Durant le séjour, le Cap Ghir, Tamri, la côte rocheuse et poissonneuse nous attire. Nous assistons tôt le matin au départ des barques du port du village et une envie nous démange : participer à une sortie en mer. Palabres, négociations, nous partons une après-midi sur une « flouka ». Arrêt au petit large pour prise des calamars qui serviront d’appât, puis travail sérieux ! Le fond de la barque se remplit, les pêcheurs voulant nous faire plaisir, ne sont pas pressés de faire demi-tour, ils veulent que notre investissement soit rentabilisé ! Difficile de trouver des positions sans écraser la « récolte » qui s’amoncelle. A la tombée de la nuit retour à la rame, le moteur refuse de démarrer. Sur le port touristes et autochtones nous attendent curieux d’estimer notre compétence. Nous choisissons quelques pièces et donnons les autres aux villageois qui apprécient.

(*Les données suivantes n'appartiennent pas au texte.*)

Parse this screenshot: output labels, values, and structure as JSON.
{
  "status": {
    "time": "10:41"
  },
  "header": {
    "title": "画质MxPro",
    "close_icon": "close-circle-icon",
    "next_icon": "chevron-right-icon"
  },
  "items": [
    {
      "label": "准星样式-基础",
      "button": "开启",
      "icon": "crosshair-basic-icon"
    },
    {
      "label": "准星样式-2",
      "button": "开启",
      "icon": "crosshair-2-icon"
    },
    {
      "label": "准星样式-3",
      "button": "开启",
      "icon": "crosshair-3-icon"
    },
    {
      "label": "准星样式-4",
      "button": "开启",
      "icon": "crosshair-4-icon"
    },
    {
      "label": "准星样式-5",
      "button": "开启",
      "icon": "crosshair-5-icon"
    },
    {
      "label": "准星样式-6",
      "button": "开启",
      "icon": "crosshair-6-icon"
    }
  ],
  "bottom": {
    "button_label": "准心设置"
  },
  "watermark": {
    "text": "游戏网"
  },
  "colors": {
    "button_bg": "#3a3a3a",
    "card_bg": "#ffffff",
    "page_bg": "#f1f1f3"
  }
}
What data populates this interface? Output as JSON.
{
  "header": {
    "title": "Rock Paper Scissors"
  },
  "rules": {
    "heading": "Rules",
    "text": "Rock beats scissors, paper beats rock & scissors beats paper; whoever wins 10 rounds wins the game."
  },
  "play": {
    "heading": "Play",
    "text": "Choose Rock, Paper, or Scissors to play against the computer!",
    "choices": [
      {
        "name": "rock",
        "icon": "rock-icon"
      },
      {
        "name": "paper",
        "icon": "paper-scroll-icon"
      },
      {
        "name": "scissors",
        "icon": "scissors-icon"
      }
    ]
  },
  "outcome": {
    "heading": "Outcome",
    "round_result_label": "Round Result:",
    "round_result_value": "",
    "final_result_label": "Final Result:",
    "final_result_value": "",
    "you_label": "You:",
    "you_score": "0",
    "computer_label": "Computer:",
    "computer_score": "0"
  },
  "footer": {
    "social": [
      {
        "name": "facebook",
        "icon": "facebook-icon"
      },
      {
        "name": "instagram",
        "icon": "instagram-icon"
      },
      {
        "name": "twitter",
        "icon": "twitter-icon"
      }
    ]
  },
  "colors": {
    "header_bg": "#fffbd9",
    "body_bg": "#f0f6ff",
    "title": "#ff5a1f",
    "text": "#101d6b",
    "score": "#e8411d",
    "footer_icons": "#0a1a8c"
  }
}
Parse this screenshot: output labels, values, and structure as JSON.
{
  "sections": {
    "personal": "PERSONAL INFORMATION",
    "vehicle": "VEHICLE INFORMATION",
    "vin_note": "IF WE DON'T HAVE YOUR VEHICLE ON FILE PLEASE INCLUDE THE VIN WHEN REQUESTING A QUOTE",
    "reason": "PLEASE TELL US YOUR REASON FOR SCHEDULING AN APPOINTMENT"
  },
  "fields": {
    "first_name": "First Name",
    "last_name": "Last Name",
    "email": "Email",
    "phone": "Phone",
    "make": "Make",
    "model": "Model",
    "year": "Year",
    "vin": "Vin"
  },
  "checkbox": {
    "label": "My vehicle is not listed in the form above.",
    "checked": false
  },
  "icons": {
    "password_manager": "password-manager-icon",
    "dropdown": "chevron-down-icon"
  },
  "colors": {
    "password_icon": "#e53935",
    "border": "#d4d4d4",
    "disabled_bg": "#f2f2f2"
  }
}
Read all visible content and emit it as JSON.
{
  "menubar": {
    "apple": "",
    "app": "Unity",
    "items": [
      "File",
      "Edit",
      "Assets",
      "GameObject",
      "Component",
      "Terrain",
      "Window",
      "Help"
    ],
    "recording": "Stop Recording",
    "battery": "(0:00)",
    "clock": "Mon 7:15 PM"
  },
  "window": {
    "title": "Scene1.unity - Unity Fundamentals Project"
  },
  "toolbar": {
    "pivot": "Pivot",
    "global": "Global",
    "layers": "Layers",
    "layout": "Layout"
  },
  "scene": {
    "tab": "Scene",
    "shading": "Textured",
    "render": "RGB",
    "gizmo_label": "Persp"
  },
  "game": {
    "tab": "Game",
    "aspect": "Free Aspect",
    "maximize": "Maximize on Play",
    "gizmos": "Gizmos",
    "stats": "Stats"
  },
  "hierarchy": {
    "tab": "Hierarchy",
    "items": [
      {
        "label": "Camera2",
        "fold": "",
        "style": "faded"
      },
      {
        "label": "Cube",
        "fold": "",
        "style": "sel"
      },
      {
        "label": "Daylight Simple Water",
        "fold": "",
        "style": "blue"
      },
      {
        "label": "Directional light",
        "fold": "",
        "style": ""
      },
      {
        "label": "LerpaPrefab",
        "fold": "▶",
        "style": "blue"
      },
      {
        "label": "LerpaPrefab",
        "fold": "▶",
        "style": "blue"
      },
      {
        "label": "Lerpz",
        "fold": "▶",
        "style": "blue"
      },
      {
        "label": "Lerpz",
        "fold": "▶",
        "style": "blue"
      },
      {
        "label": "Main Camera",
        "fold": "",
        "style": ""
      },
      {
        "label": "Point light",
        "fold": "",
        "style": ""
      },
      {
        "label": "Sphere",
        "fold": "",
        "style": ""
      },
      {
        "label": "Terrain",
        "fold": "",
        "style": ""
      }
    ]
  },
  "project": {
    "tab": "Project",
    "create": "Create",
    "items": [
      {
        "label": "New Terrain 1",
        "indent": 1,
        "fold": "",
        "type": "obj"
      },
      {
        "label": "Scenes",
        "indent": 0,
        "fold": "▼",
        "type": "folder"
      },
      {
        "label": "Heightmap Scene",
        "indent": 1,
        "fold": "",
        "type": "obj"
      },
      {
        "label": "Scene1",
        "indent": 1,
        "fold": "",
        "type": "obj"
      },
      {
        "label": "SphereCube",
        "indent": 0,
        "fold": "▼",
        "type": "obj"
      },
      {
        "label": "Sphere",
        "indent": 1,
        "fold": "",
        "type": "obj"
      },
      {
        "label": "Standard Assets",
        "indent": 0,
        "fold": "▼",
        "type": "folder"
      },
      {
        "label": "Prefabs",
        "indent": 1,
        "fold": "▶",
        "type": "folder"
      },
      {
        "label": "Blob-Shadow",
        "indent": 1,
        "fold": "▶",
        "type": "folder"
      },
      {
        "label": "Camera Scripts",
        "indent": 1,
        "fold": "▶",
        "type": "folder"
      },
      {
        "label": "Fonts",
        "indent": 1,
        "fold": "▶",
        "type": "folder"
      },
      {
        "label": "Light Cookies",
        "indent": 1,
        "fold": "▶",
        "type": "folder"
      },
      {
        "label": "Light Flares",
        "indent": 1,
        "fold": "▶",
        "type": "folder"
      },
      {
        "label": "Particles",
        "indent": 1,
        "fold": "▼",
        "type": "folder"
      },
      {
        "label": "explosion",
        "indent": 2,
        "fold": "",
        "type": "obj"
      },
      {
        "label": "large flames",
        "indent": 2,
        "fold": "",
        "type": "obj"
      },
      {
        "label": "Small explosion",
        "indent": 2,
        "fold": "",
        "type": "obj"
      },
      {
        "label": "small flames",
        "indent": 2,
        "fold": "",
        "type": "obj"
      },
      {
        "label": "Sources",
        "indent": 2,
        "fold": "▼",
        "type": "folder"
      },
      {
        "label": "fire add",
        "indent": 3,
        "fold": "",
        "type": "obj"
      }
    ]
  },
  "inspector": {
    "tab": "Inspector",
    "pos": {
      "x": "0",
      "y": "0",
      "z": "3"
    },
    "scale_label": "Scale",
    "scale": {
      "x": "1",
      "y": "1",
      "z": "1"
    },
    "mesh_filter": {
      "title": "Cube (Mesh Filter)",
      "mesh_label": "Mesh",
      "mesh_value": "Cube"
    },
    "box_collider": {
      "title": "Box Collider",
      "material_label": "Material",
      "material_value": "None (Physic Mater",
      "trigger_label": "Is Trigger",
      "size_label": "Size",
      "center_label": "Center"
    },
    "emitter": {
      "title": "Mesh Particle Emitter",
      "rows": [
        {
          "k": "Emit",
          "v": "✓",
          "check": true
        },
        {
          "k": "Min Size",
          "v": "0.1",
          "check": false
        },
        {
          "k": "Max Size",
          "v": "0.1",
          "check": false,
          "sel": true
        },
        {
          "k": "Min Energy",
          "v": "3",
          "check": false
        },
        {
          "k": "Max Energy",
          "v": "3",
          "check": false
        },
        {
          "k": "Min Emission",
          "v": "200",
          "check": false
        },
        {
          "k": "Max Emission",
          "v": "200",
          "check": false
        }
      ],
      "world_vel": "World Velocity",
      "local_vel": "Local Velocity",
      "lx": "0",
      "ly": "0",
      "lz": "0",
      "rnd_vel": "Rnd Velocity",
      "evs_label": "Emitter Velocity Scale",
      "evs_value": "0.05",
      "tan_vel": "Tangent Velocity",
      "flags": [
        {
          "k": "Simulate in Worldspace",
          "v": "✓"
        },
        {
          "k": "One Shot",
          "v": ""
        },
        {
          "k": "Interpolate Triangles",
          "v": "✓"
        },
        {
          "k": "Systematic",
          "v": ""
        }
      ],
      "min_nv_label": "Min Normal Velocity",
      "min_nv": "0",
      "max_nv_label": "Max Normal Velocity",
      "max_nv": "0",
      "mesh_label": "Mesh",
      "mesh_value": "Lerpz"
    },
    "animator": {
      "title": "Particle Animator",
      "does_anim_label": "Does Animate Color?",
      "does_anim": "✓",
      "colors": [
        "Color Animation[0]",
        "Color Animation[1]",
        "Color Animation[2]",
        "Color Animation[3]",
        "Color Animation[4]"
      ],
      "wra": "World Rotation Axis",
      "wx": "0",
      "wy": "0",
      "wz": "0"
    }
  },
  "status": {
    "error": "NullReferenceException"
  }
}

Taghazout est, à cette époque, un petit village, que le tourisme n’a pas encore transformé. 68 n’est pas très éloigné et la vague Hippie a choisi ces lieux pour y vivre en liberté. Les surfeurs se rassemblent à la Madrague et les commentaires entre les deux mondes (hippies et retraités caravaniers) vont bon train. Au rocher du Diable, aujourd’hui Camping d’Imourane, les campeurs voulant faire du sauvage ( ?) se rassemblent. D’autres choisissent de s’installer près du Camping mais dans la zone non clôturée donc gratuite.
Nous visitons la ville, le port, la vieille ville, samedi le souk est incontournable. Odeurs, couleurs, abondance des légumes du Souss, ravissent nos yeux et la caméra tourne ! Le « vendeur d’eau » est assailli par les flashes ! Mais peu consomment !
Le lac Ben tachine a notre visite. Le gardien des lieux vient nous voir : il n’a pas plu depuis plusieurs années nous raconte-t-il. Il nous donnera une leçon de « chèche » : 8mètres de turban à enrouler autour de la tête. Une belle prise, un black-bass de 3 kg fera de cette journée une réussite. Les autres poissons seront pour le gardien.
Mais le temps avance inexorablement et c’est le retour. Nous faisons halte à Arbaoua où une auberge accueille des chasseurs et organise des séjours. Nous ne sommes pas conquis et préférons les contacts avec les Marocains, la chasse au Maroc n’est pas pour nous, mais la pêche oui ! Elle permet de vivre avec les villageois en partageant leurs réussites et parfois aussi leurs échecs.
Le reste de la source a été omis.